In 2019, two local mountain caribou subpopulations, the South Selkirk and South Purcell subspecies, were designated as extinct. In January 2019, the last three survivors of these subpopulations were rounded up by the British Columbian government and sent to a pen near Revelstoke, British Columbia, where the two females and male would join another orphaned mountain caribou named Grace at the pen. The hope and focus would be to allow for continued breeding and eventual release into the wild.

==Environmental threats==
Erratic weather patterns, an effect of climate change, are having an adverse effect on the mountain caribou. The trend towards more unpredictable and extreme weather patterns and climatic conditions are forcing caribou periodically to leave their safe winter stronghold of the mountains for more marginal lower elevation habitats. The reason being is the constant changes in snowpack – significant snowfall one year to minimal snow the next. The lack of consistency is forcing the caribou to adapt and change their eating patterns to newer growth forests, which lack the lichens that the older growth forests provide for sustenance. Abundant lichens are restricted to forests older than about 100 years. Moving to these lower elevation habitats force the caribou to move to areas that have been logged historically and allow for increased chances of being killed by [wolves]. Wolves have surged in population in southern British Columbia since 2009 as a result in larger populations of deer and moose that have developed. Wolves focus mostly on deer and moose, however two mountain caribou from the South Selkirk herd were killed in 2015 by wolves and one caribou by a cougar as well.

==Human threats==
Humans have by and far been the ultimate cause as to why the mountain caribou is now an endangered species. Their habitat has been fragmented into a landscape that cannot provide the security necessary as well as allow for proper food sources as a result of logging, wildfires and floods. British Columbia has been logged since the 1820s, primarily for ship building. The Cariboo Gold Rush in the 1880s opened the interior temperate rainforests to logging which began the destruction of the mountain caribou landscape that continues to this day. As recently as 2019 have new timber permits been designated to continue to log the native habitat of the mountain caribou. With the continued logging of these areas, it provides more conducive breeding ground for deer and moose which in turn attract wolves which are known to kill the caribou. Forest fires started by loggers and railroaders have also degraded the environment and destruction of the old growth forests. Removal of snow for recreational and industrial purposes, as well as industrial forestry and roads have been shown to impact the predatory behavior as well as winter wolf movements and results in increased kill rates of caribou in previously safe winter areas.
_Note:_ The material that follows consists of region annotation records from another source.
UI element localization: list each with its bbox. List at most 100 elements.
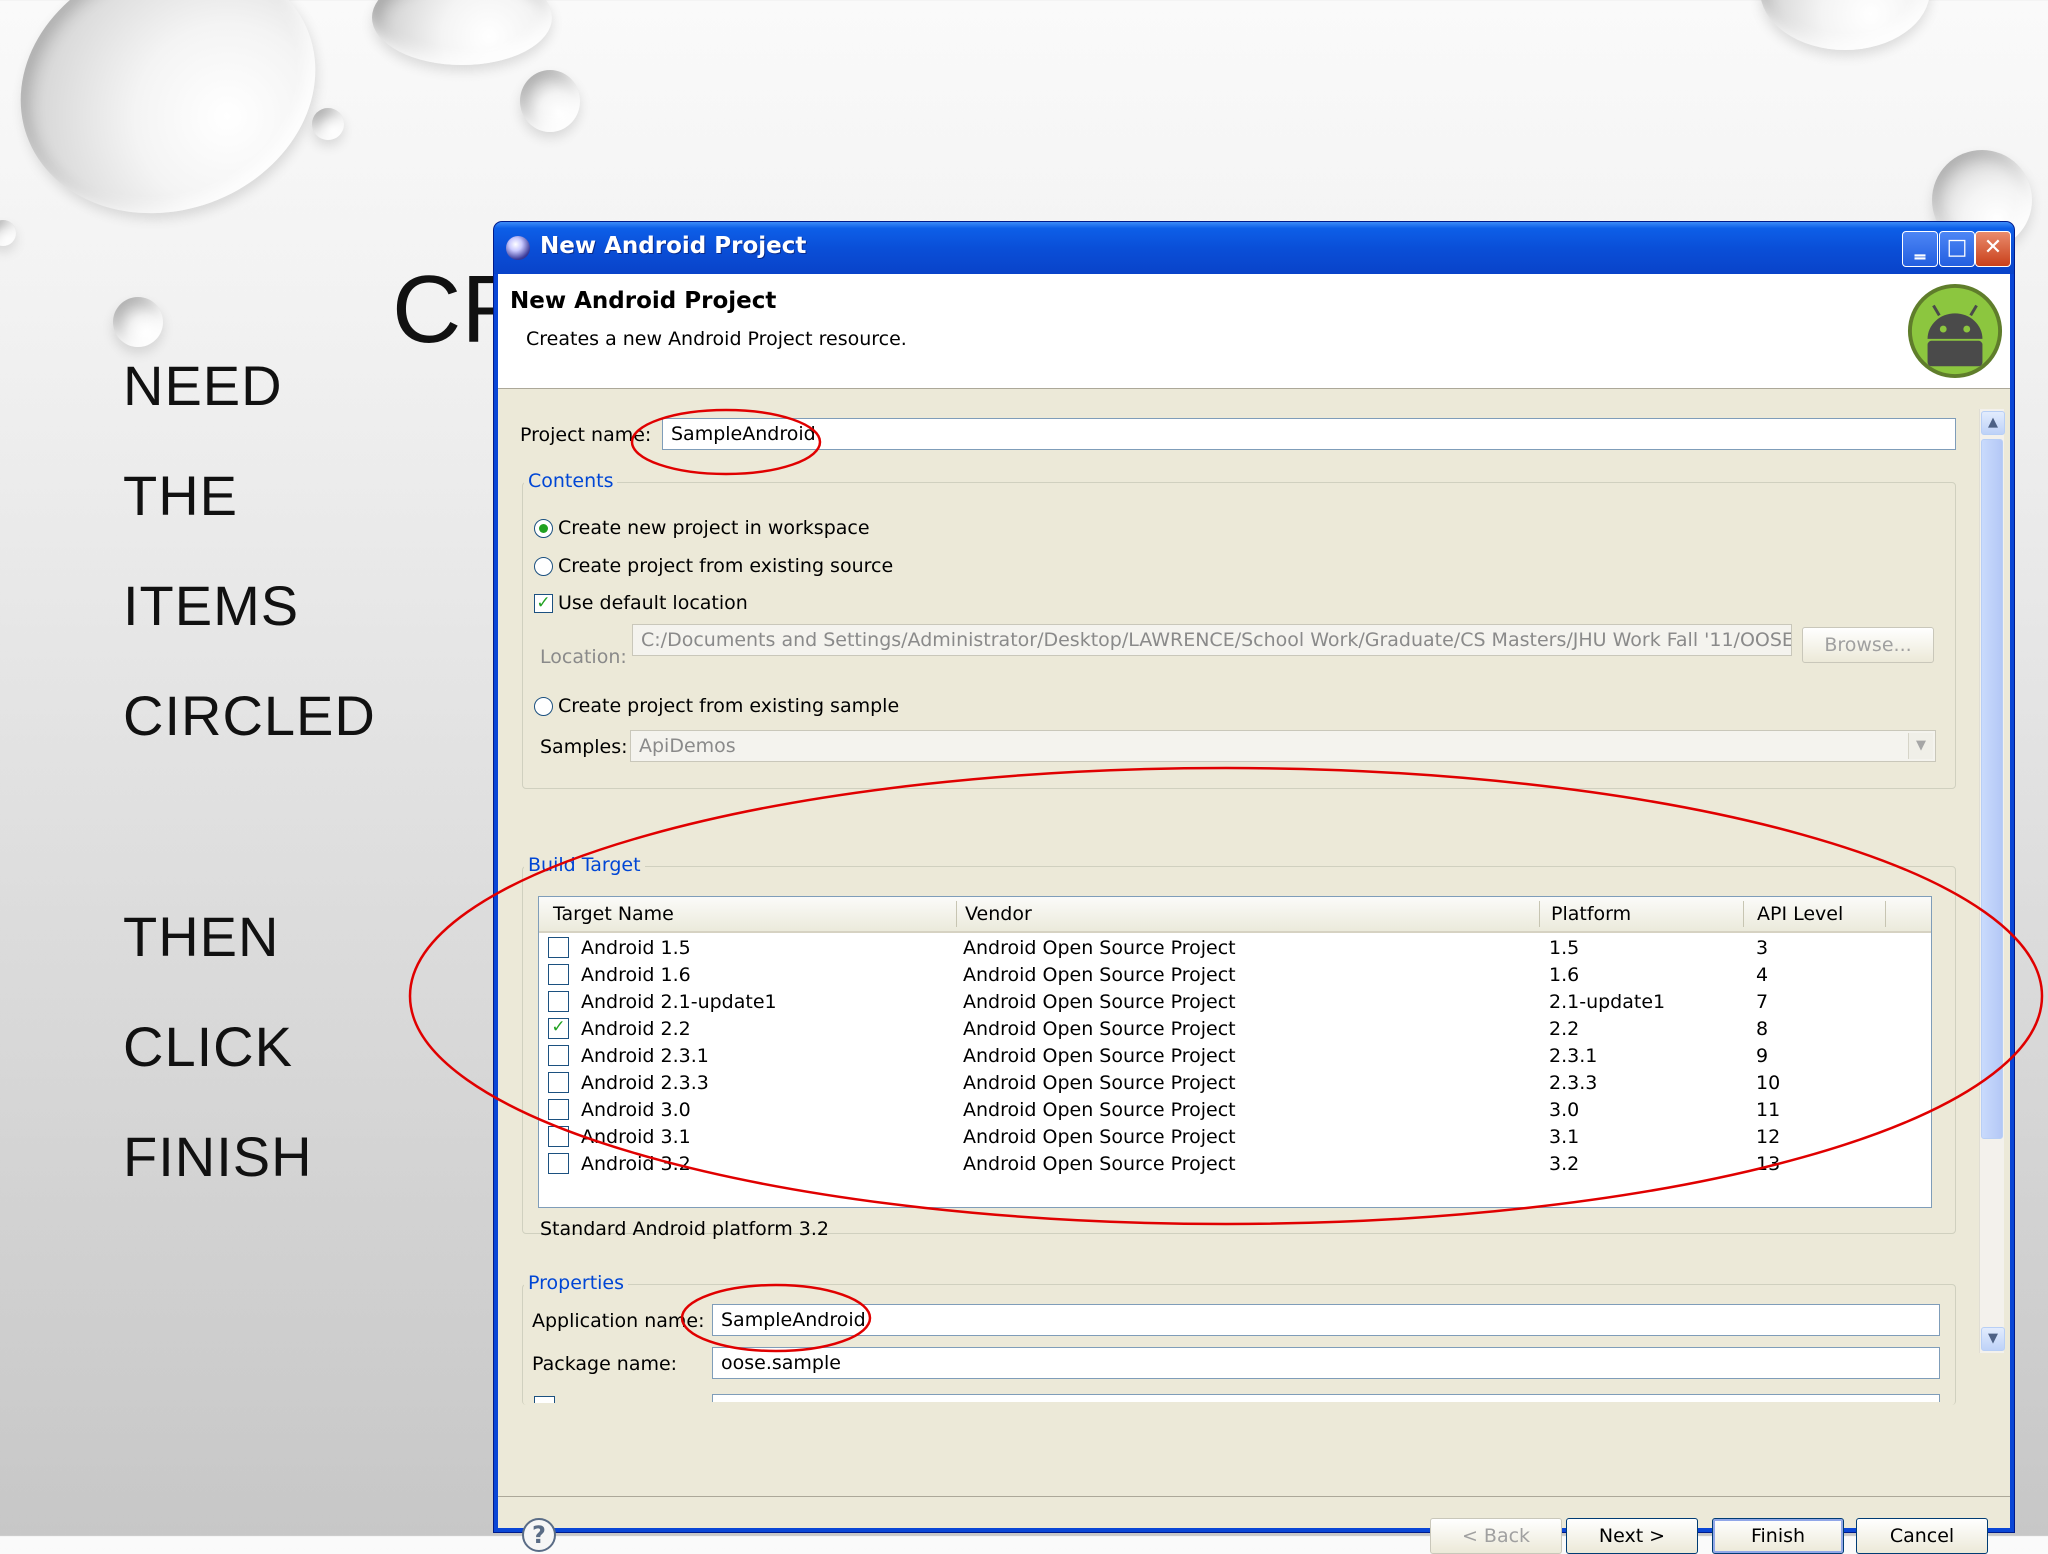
- column-divider[interactable]: [1539, 901, 1540, 927]
- target-name-cell: Android 2.1-update1: [581, 991, 777, 1013]
- vendor-cell: Android Open Source Project: [963, 1126, 1236, 1148]
- target-name-cell: Android 3.2: [581, 1153, 691, 1175]
- api-level-cell: 11: [1756, 1099, 1781, 1121]
- properties-group-title: Properties: [524, 1272, 629, 1294]
- create-from-existing-radio[interactable]: [534, 557, 553, 576]
- platform-cell: 2.2: [1549, 1018, 1580, 1040]
- finish-button[interactable]: Finish: [1712, 1518, 1844, 1554]
- table-row[interactable]: Android 1.6 Android Open Source Project 1.…: [539, 962, 1931, 989]
- water-drop: [1760, 0, 1930, 50]
- window-titlebar[interactable]: New Android Project ‗ □ ✕: [494, 222, 2014, 274]
- platform-cell: 3.2: [1549, 1153, 1580, 1175]
- create-from-existing-label: Create project from existing source: [558, 555, 894, 577]
- water-drop: [0, 220, 16, 246]
- table-row[interactable]: Android 2.3.1 Android Open Source Project…: [539, 1043, 1931, 1070]
- target-checkbox[interactable]: [548, 991, 569, 1012]
- close-button[interactable]: ✕: [1975, 231, 2011, 267]
- project-name-input[interactable]: SampleAndroid: [662, 418, 1956, 450]
- dialog-header: New Android Project Creates a new Androi…: [498, 274, 2010, 389]
- project-name-label: Project name:: [520, 424, 652, 446]
- samples-chevron-down-icon[interactable]: ▼: [1908, 733, 1933, 759]
- scroll-down-icon[interactable]: ▼: [1981, 1327, 2005, 1351]
- vendor-cell: Android Open Source Project: [963, 1153, 1236, 1175]
- slide-word-click: CLICK: [123, 1015, 293, 1078]
- vendor-cell: Android Open Source Project: [963, 964, 1236, 986]
- vertical-scrollbar[interactable]: ▲ ▼: [1979, 409, 2005, 1353]
- cancel-button[interactable]: Cancel: [1856, 1518, 1988, 1554]
- create-from-sample-label: Create project from existing sample: [558, 695, 900, 717]
- scrollbar-thumb[interactable]: [1981, 439, 2003, 1139]
- target-checkbox[interactable]: [548, 1072, 569, 1093]
- api-level-cell: 3: [1756, 937, 1769, 959]
- table-row[interactable]: Android 2.3.3 Android Open Source Project…: [539, 1070, 1931, 1097]
- location-input[interactable]: C:/Documents and Settings/Administrator/…: [632, 624, 1792, 656]
- water-drop: [113, 297, 163, 347]
- create-new-project-label: Create new project in workspace: [558, 517, 870, 539]
- table-row[interactable]: ✓ Android 2.2 Android Open Source Project 2…: [539, 1016, 1931, 1043]
- android-logo-icon: [1907, 283, 2003, 379]
- target-checkbox[interactable]: [548, 937, 569, 958]
- slide-word-the: THE: [123, 464, 238, 527]
- column-divider[interactable]: [1885, 901, 1886, 927]
- table-row[interactable]: Android 1.5 Android Open Source Project 1.…: [539, 935, 1931, 962]
- api-level-cell: 10: [1756, 1072, 1781, 1094]
- target-name-cell: Android 2.3.3: [581, 1072, 709, 1094]
- window-title: New Android Project: [540, 233, 807, 259]
- help-icon[interactable]: ?: [522, 1518, 556, 1552]
- header-description: Creates a new Android Project resource.: [526, 328, 907, 350]
- column-platform[interactable]: Platform: [1551, 903, 1631, 925]
- platform-cell: 3.0: [1549, 1099, 1580, 1121]
- browse-button[interactable]: Browse...: [1802, 627, 1934, 663]
- target-name-cell: Android 2.3.1: [581, 1045, 709, 1067]
- slide-word-then: THEN: [123, 905, 280, 968]
- target-checkbox[interactable]: [548, 964, 569, 985]
- package-name-input[interactable]: oose.sample: [712, 1347, 1940, 1379]
- target-name-cell: Android 2.2: [581, 1018, 691, 1040]
- vendor-cell: Android Open Source Project: [963, 1072, 1236, 1094]
- api-level-cell: 8: [1756, 1018, 1769, 1040]
- column-api-level[interactable]: API Level: [1757, 903, 1843, 925]
- application-name-input[interactable]: SampleAndroid: [712, 1304, 1940, 1336]
- api-level-cell: 9: [1756, 1045, 1769, 1067]
- use-default-location-label: Use default location: [558, 592, 748, 614]
- table-row[interactable]: Android 2.1-update1 Android Open Source P…: [539, 989, 1931, 1016]
- table-row[interactable]: Android 3.2 Android Open Source Project 3.…: [539, 1151, 1931, 1178]
- slide-word-circled: CIRCLED: [123, 684, 376, 747]
- target-checkbox[interactable]: [548, 1099, 569, 1120]
- column-vendor[interactable]: Vendor: [965, 903, 1032, 925]
- vendor-cell: Android Open Source Project: [963, 1018, 1236, 1040]
- new-android-project-window: New Android Project ‗ □ ✕ New Android Pr…: [494, 222, 2014, 1554]
- properties-group: [522, 1284, 1956, 1405]
- target-checkbox[interactable]: [548, 1045, 569, 1066]
- target-checkbox[interactable]: [548, 1153, 569, 1174]
- column-target-name[interactable]: Target Name: [553, 903, 674, 925]
- build-target-group-title: Build Target: [524, 854, 645, 876]
- slide-word-finish: FINISH: [123, 1125, 313, 1188]
- water-drop: [312, 108, 344, 140]
- minimize-button[interactable]: ‗: [1902, 231, 1938, 267]
- create-new-project-radio[interactable]: [534, 519, 553, 538]
- package-name-label: Package name:: [532, 1353, 678, 1375]
- column-divider[interactable]: [1743, 901, 1744, 927]
- use-default-location-checkbox[interactable]: ✓: [534, 594, 553, 613]
- target-checkbox[interactable]: ✓: [548, 1018, 569, 1039]
- table-row[interactable]: Android 3.1 Android Open Source Project 3.…: [539, 1124, 1931, 1151]
- target-checkbox[interactable]: [548, 1126, 569, 1147]
- target-name-cell: Android 3.0: [581, 1099, 691, 1121]
- build-target-table: Target Name Vendor Platform API Level An…: [538, 896, 1932, 1208]
- next-button[interactable]: Next >: [1566, 1518, 1698, 1554]
- table-row[interactable]: Android 3.0 Android Open Source Project 3.…: [539, 1097, 1931, 1124]
- platform-cell: 1.6: [1549, 964, 1580, 986]
- column-divider[interactable]: [956, 901, 957, 927]
- vendor-cell: Android Open Source Project: [963, 937, 1236, 959]
- vendor-cell: Android Open Source Project: [963, 1045, 1236, 1067]
- water-drop: [520, 70, 580, 132]
- clipped-row-input[interactable]: [712, 1394, 1940, 1402]
- create-from-sample-radio[interactable]: [534, 697, 553, 716]
- platform-cell: 1.5: [1549, 937, 1580, 959]
- maximize-button[interactable]: □: [1939, 231, 1975, 267]
- back-button[interactable]: < Back: [1430, 1518, 1562, 1554]
- samples-select[interactable]: ApiDemos: [630, 730, 1936, 762]
- scroll-up-icon[interactable]: ▲: [1981, 411, 2005, 435]
- clipped-row-checkbox[interactable]: [534, 1396, 555, 1403]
==Current status of conservation==
Designated as threatened by the Committee on the Status of Endangered Wildlife in Canada in 2011, the historical range of the caribou has shrunk to six different habitat zones, with the Number 1 zone stretching into the Northern Idaho panhandle region with slight overlap in eastern Washington (state) and far northwestern Montana. The South Selkirk and South Purcell subpopulations were designated as extinct in 2019, as the transboundary South Selkirk herd experienced its local extinction as the last mountain caribou herd in the contiguous United States. As of 2019, estimates state there are less than 1,500 total mountain caribou.